Hacker News new | ask | show | jobs
by danpalmer 449 days ago
This depends entirely on your use-case though right? It's not generic advice.

If your use-case is a data warehouse, then you absolutely want more than a K/V database and likely dynamic query plans because the point is dynamic usage. If your use-case is the serving frontend for a >1m request per second API, then sure, you probably don't want the complexity of a relational database and query planner.

Most things are somewhere in the middle and need to give serious consideration to this.

1 comments

The complexity of a relational database is usually very much needed, with all the joins, subqueries, etc.

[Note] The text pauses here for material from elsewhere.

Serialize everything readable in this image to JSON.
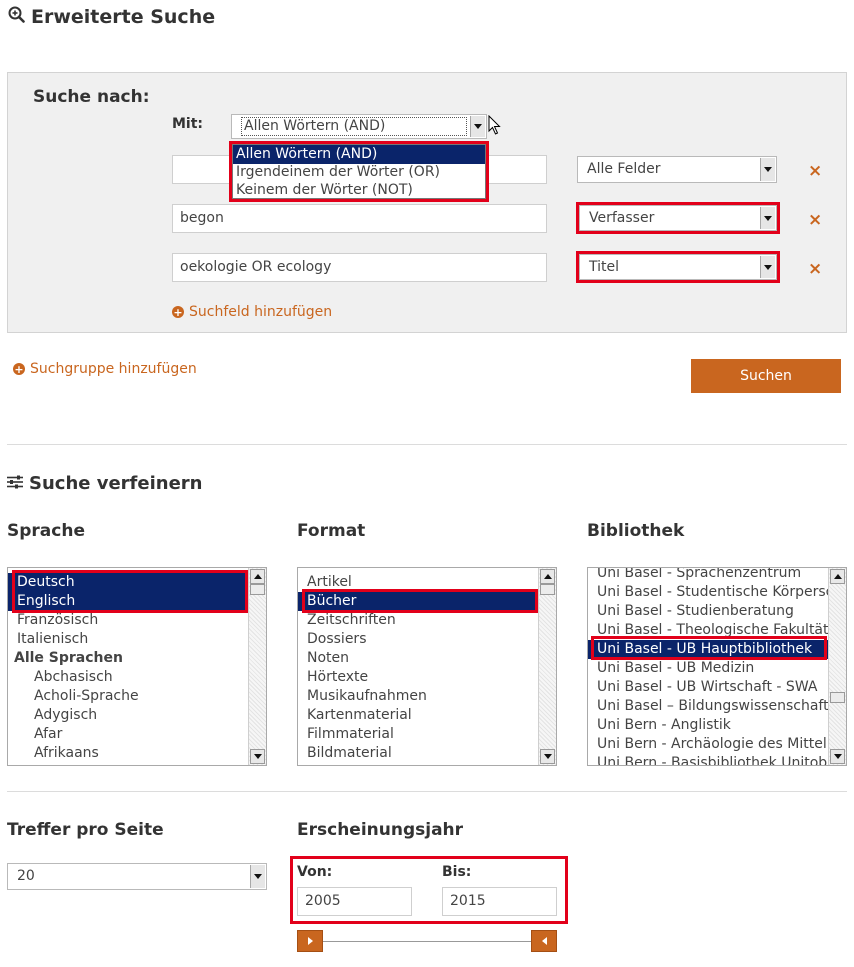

The poster complains about query plans being unnecessarily dynamic; for certain queries, it should be pinned, and only changed in a controlled way. Compare it to something like pip or npm; not being able to pin versions of certain packages could be a source of endless frustrations.

Pinning a query plan to a query could very well be a feature of a relational DB, an it is. Postgres (pg_hint_plan extension), Oracle (a bunch), MS SQL (somehow), they all have ways to pin the query plan. Not sending SQL is calling a stored procedure, also a long-standing feature of relational databases.

Knowing your tech stack goes a long way in battling frustration.

> Not sending SQL is calling a stored procedure

That's not what I mean, I don't want to bother with the SQL layer at all. I want to generate the query plan from the client side and send it off to be executed.

And to my knowledge the hinting extensions don't actually allow you to skip the ceremony and supply your own plan, just (in a very hacky way) adjust it as it runs.